What that means is that once you get rid of the concept of hard bounded categories and accept fuzzy statistical clusters, there could be useful medical distintions between clusters in some cases. Now there's no scientific reason to choose 4 clusters for this - probably it would be more accurate to know the effects of medication on 25 clusters of humanity. But on practical terms, probabalistic medical statistics may have been gathered based on self-identified "race" - the 4 cluster model. So that fuzzy proxy may be the best data we have.

Having defended that possibility of race as an unfortunate but sometimes useful proxy for fuzzy genetic cluster in some contexts, I return to assert that other than for medical or research purposes, I think it would be best to discard the obsolete concept of 4 (or 5) "races" as prescientific folklore. It misleads the mind more often than not.

Alas, getting past "race" is hard to do, especially after people have come to voluntarily intermingle it deeply with their concept of self, which must be defended at all cost. That is, race is used as a proxy for culture. Abolishing "race" as a concept then feels to them like their very identity and personhood is under attack. It's a tough problem - even if we can see that it's corrosive to keep reifying race, it has also become a sacred cow. A twisted love/hate thing.

Ah humans. A most amazing group of critters we are.

Expand full comment
Steve QJ's avatar

"but once you are talking about medical implications, I think you too easily dismiss race."

I'd actually be particularly tempted to dismiss race with regards medical implications precisely because when discussing medical implications we should be accurate. Race isn't.

If we talked about ancestry that would be far more useful medically speaking. If we talked about specific conditions (Chris and I touch on sickle cell anaemia/trait below) that would be useful. If we talked about family history, that would be useful. But if we talk about "black" people or even worse, "brown" people, we waste time and resources on people who have completely different risk factors and needs.

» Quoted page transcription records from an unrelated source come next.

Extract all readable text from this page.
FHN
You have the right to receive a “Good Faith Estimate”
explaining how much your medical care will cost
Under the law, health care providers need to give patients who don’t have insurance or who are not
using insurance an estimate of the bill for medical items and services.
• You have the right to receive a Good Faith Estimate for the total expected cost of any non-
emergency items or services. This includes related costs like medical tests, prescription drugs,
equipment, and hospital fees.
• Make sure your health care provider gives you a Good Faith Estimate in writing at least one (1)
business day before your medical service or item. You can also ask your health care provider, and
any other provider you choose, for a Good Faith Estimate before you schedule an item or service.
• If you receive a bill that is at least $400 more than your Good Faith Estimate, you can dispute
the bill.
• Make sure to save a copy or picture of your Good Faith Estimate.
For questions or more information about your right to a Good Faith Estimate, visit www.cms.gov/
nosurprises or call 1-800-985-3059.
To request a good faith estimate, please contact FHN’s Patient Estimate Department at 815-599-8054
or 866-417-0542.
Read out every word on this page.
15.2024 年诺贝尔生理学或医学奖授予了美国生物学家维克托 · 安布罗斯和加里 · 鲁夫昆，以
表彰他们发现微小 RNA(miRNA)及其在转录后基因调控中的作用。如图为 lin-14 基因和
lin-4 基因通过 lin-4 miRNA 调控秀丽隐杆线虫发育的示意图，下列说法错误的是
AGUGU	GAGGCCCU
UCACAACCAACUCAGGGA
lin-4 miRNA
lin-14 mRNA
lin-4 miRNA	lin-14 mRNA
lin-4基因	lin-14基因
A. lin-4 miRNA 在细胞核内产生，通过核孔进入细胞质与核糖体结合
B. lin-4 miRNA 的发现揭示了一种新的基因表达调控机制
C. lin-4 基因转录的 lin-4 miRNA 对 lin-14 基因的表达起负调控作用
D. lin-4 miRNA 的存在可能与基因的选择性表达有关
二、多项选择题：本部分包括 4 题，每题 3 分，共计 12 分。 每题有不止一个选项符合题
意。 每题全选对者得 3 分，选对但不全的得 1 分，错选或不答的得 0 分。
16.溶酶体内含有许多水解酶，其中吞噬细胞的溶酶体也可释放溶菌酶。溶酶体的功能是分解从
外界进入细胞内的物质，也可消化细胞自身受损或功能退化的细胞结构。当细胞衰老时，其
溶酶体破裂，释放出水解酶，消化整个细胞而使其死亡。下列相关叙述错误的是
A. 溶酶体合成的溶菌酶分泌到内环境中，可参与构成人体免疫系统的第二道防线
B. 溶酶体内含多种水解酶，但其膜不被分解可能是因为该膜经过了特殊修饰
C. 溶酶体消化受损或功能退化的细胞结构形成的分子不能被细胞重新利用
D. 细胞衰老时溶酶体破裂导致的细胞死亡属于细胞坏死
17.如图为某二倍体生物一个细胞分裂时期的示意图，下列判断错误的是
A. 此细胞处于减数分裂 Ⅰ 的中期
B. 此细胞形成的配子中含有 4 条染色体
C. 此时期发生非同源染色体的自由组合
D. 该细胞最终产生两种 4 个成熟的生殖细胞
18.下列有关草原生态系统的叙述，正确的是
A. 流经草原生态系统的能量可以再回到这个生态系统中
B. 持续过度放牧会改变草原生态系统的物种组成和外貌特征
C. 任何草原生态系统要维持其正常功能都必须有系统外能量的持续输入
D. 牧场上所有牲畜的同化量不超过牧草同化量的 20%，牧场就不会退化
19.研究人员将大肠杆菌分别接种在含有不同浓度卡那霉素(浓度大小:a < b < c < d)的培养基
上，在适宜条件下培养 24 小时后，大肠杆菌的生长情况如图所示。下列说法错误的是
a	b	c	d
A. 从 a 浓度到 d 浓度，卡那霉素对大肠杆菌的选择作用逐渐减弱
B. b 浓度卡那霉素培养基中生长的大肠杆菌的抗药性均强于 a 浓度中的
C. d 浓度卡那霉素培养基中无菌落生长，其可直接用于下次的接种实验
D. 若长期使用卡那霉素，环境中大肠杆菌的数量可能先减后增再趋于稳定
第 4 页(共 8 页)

As you say, "race" is an enormously oversimplified way of looking at human complexity. And at the time it was conceived, sure, we couldn't do much better (we also hadn't figured out that bloodletting and phrenology weren't medically sound). But now we can.

I'm not suggesting we ignore our differences at all. But especially in a medical context, I think we should be as precise as possible. Ticking "Black" or "White" on a form is not precise.

Expand full comment
Passion guided by reason's avatar

"Ticking "Black" or "White" on a form is not precise."

I think we have a lot of agreement - it's definitely not precise.

Where we might differ is that I am suggesting that medicine often operates on correlations and probabilities which are not precise or absolute, and that the data which has been gathered often requires inexact proxies for pragmatic reasons.

So for example, one might notice that there are statistically significant different outcomes among 100,000 patients given some treatment, between those who checked white and black. We would agree that the researchers having a complete genotype of all patients would be much better; but in the real world, imprecise proxies are often all we have or can feasibly obtain, and so we need to nevertheless pay attention to any (fuzzy, not precise) signals that nevertheless rise above the noise floor. It's a lot more practical for researchers to acquire data which includes how a race box was checked, than to get a full genetic sequence of every subject (not just a few markers like 23andMe uses).

AND again, I am speaking of a limited context where pragmatically, race may be the best proxy we have for something which IS relevant. This does NOT generalize to most situations we encounter in our lives, and I am not urging more emphasis be placed on the damaging concept of race.

And by the way, I appreciate your way of looking at things in historical context rather than removing them from context to evaluate them in isolation and under today's light.